How do leaks happen?

Accidental ammonia releases can be caused by leaks from components such as heat exchangers, condensers, or seals during the operation of a plant or from over-pressure conditions that cause pressure relief valves to open. Ammonia can also be accidentally released during repairs or maintenance if not conducted in a safe manner.

Who is responsible for keeping ammonia refrigeration plants safe?

Owners and operators of facilities with ammonia refrigeration plants that exceed 50 kW capacity are required to have appropriately qualified and certified individuals in control of their refrigeration plant at all times that the plant is in operation. The individuals in charge of the plant are required to be trained in the safe operation of that specific plant and know what to do in case of an emergency, such as an ammonia leak.

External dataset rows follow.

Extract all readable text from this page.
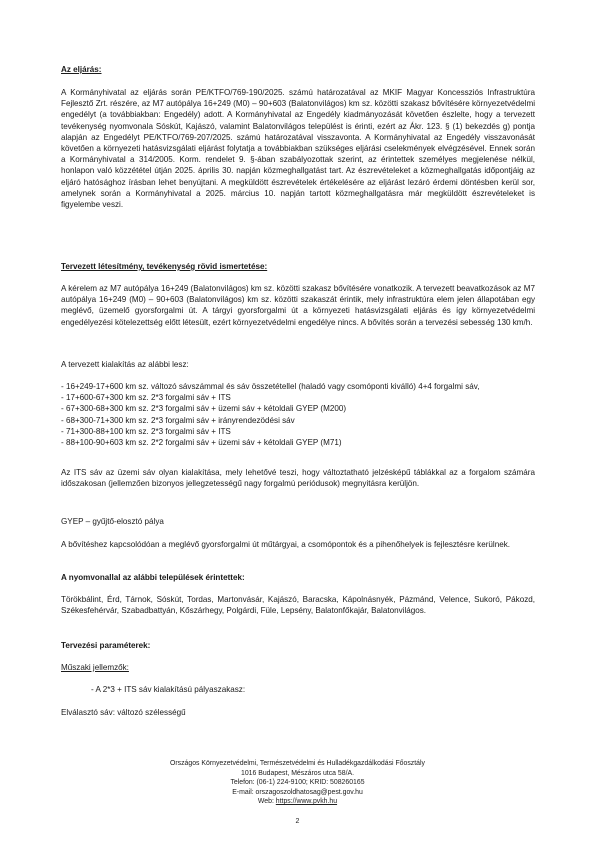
Az eljárás:
A Kormányhivatal az eljárás során PE/KTFO/769-190/2025. számú határozatával az MKIF Magyar Koncessziós Infrastruktúra Fejlesztő Zrt. részére, az M7 autópálya 16+249 (M0) – 90+603 (Balatonvilágos) km sz. közötti szakasz bővítésére környezetvédelmi engedélyt (a továbbiakban: Engedély) adott. A Kormányhivatal az Engedély kiadmányozását követően észlelte, hogy a tervezett tevékenység nyomvonala Sóskút, Kajászó, valamint Balatonvilágos települést is érinti, ezért az Ákr. 123. § (1) bekezdés g) pontja alapján az Engedélyt PE/KTFO/769-207/2025. számú határozatával visszavonta. A Kormányhivatal az Engedély visszavonását követően a környezeti hatásvizsgálati eljárást folytatja a továbbiakban szükséges eljárási cselekmények elvégzésével. Ennek során a Kormányhivatal a 314/2005. Korm. rendelet 9. §-ában szabályozottak szerint, az érintettek személyes megjelenése nélkül, honlapon való közzététel útján 2025. április 30. napján közmeghallgatást tart. Az észrevételeket a közmeghallgatás időpontjáig az eljáró hatósághoz írásban lehet benyújtani. A megküldött észrevételek értékelésére az eljárást lezáró érdemi döntésben kerül sor, amelynek során a Kormányhivatal a 2025. március 10. napján tartott közmeghallgatásra már megküldött észrevételeket is figyelembe veszi.
Tervezett létesítmény, tevékenység rövid ismertetése:
A kérelem az M7 autópálya 16+249 (Balatonvilágos) km sz. közötti szakasz bővítésére vonatkozik. A tervezett beavatkozások az M7 autópálya 16+249 (M0) – 90+603 (Balatonvilágos) km sz. közötti szakaszát érintik, mely infrastruktúra elem jelen állapotában egy meglévő, üzemelő gyorsforgalmi út. A tárgyi gyorsforgalmi út a környezeti hatásvizsgálati eljárás és így környezetvédelmi engedélyezési kötelezettség előtt létesült, ezért környezetvédelmi engedélye nincs. A bővítés során a tervezési sebesség 130 km/h.
A tervezett kialakítás az alábbi lesz:
- 16+249-17+600 km sz. változó sávszámmal és sáv összetétellel (haladó vagy csomóponti kiválló) 4+4 forgalmi sáv,
- 17+600-67+300 km sz. 2*3 forgalmi sáv + ITS
- 67+300-68+300 km sz. 2*3 forgalmi sáv + üzemi sáv + kétoldali GYEP (M200)
- 68+300-71+300 km sz. 2*3 forgalmi sáv + irányrendezödési sáv
- 71+300-88+100 km sz. 2*3 forgalmi sáv + ITS
- 88+100-90+603 km sz. 2*2 forgalmi sáv + üzemi sáv + kétoldali GYEP (M71)
Az ITS sáv az üzemi sáv olyan kialakítása, mely lehetővé teszi, hogy változtatható jelzésképű táblákkal az a forgalom számára időszakosan (jellemzően bizonyos jellegzetességű nagy forgalmú periódusok) megnyitásra kerüljön.
GYEP – gyűjtő-elosztó pálya
A bővítéshez kapcsolódóan a meglévő gyorsforgalmi út műtárgyai, a csomópontok és a pihenőhelyek is fejlesztésre kerülnek.
A nyomvonallal az alábbi települések érintettek:
Törökbálint, Érd, Tárnok, Sóskút, Tordas, Martonvásár, Kajászó, Baracska, Kápolnásnyék, Pázmánd, Velence, Sukoró, Pákozd, Székesfehérvár, Szabadbattyán, Kőszárhegy, Polgárdi, Füle, Lepsény, Balatonfőkajár, Balatonvilágos.
Tervezési paraméterek:
Műszaki jellemzők:
- A 2*3 + ITS sáv kialakítású pályaszakasz:
Elválasztó sáv: változó szélességű
Országos Környezetvédelmi, Természetvédelmi és Hulladékgazdálkodási Főosztály
1016 Budapest, Mészáros utca 58/A.
Telefon: (06-1) 224-9100; KRID: 508260165
E-mail: orszagoszoldhatosag@pest.gov.hu
Web: https://www.pvkh.hu
2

“It is important that properly trained and qualified persons are in continuous control of an ammonia plant,” explains Technical Safety BC’s Tony Scholl, Technical Lead, Boilers and Pressure Vessels. “This is to ensure that the plant is operated safely to reduce the risk of an accidental ammonia release. Facility safety systems and devices, including alarms, must be installed, tested and maintained on an on-going basis to ensure they will function properly during emergency situations.”

Technical Safety BC periodically inspects rinks and other locations with ammonia facilities to confirm regulatory obligations are being met. However, it is the legal responsibility of the facility owner to meet the requirements of the legislation.

“With more than 200 arenas across the province we can’t be everywhere at once,” expands Technical Safety BC’s Janice Lee, Director, Safety Oversight. “The owners of the facilities are responsible to ensure they are in compliance with the legislation. We are here to work with industry to provide advice, guidance, information, oversight, and worker certification. Safety is a shared responsibility, and one we take very seriously.”